The most immediately apparent change is referred to as the "three Gs": God Given Gorgeous. That is, nude models notably absent the kind of double-D surgical enhancements that came to be associated with the magazine over the last two decades.
"What we heard repeatedly is, our audience is much more female than we thought," Playboy Chief Executive Scott Flanders says at a time when approximately 1.1 million of the magazine's 5.6 million monthly readers are now women. "[They] wanted us to move away from obvious artificiality."
Since hiring art director Mac Lewis from fashion heavyweight V magazine in late 2012, adding a batch of new staff photographers and replacing long-tenured editors with fresh recruits, the magazine boasts a more sophisticated look and tone. The course change is literally and figuratively intended to catapult Playboy out from under the mattress and onto the coffee table. It's a deliberate pivot away from the scandal mavens, reality TV stars and pro wrestlers Playboy put on its covers until recently.
To wit: the July/August 2013 issue cover features 25 synchronized swimmers forming the rabbit head logo, a conscious throwback to the kind of concept-driven, art-directed aesthetic of Playboy's 1960s-'70s golden age.
"Taking a step back and being more art than porn is a very smart move," says Samir "Mr. Magazine" Husni, director of the Magazine Innovation Center at the University of Mississippi. "Just making the magazine less obnoxious makes it easier to pick up and buy."
"You cannot stay static," says Hefner, 87, who abides as Playboy's editor in chief and has personally blessed the title's revamp.
Seated in his wood-paneled study at the mansion in signature smoking jacket and pajamas, Hef quietly contemplated the magazine's continuing evolution.
"You have to change.

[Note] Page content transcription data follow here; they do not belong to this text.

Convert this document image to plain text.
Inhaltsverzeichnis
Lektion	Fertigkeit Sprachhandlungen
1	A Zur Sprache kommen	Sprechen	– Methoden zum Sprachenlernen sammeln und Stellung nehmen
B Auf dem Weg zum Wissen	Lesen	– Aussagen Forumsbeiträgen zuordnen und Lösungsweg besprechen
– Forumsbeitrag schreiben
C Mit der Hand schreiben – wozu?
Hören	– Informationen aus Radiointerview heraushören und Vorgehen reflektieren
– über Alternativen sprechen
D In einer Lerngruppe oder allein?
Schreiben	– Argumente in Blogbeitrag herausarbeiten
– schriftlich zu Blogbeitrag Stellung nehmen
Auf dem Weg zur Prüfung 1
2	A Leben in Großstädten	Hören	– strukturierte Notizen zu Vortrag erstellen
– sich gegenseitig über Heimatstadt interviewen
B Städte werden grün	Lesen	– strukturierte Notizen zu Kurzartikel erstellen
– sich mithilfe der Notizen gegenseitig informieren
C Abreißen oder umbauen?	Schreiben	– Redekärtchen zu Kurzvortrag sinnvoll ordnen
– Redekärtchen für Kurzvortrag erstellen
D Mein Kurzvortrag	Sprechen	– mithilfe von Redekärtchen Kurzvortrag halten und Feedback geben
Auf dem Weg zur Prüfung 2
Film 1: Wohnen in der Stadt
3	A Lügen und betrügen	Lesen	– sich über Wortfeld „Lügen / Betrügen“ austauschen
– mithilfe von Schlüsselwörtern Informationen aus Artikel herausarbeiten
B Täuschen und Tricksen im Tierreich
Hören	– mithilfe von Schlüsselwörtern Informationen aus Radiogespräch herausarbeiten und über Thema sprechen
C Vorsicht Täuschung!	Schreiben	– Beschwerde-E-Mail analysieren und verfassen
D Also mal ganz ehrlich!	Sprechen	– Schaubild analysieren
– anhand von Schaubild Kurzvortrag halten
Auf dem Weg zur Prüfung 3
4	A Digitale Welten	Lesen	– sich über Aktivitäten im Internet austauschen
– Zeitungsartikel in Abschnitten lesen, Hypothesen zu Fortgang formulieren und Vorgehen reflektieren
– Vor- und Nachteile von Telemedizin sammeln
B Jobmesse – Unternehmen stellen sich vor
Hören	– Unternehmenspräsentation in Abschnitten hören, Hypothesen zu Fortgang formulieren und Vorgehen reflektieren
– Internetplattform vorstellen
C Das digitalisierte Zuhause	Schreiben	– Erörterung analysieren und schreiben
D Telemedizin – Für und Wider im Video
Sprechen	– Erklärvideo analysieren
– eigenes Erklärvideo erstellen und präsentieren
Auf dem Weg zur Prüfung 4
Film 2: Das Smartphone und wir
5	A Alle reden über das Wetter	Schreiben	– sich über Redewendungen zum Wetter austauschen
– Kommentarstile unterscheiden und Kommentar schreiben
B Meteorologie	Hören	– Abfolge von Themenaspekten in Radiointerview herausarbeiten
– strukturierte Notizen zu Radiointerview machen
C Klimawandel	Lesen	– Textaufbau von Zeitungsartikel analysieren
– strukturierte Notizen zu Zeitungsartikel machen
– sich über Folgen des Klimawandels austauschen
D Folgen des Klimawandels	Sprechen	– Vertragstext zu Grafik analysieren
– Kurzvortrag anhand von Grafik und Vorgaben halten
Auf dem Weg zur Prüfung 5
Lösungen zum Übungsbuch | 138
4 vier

At the same time," he adds, "if one were going to find a touchstone in terms of what's happening now, one would have to go back to the very beginning of the publication."
In June, along a stretch of Highway 90 outside Marfa, Texas, a neon bunny logo went up atop a 40-foot pole flanked by a '72 Dodge Charger. The installation, by Richard Phillips and commissioned by Playboy's creative director for special projects, Neville Wakefield, is the magazine's highest-profile art tie-in to date. According to Phillips, who shows with the powerhouse Gagosian Gallery, the muscle car represents American power and idealism; its vintage, a nod to the zenith of Playboy's readership. Marfa stands as a far-flung art destination, put on the map by Minimalist artist Donald Judd.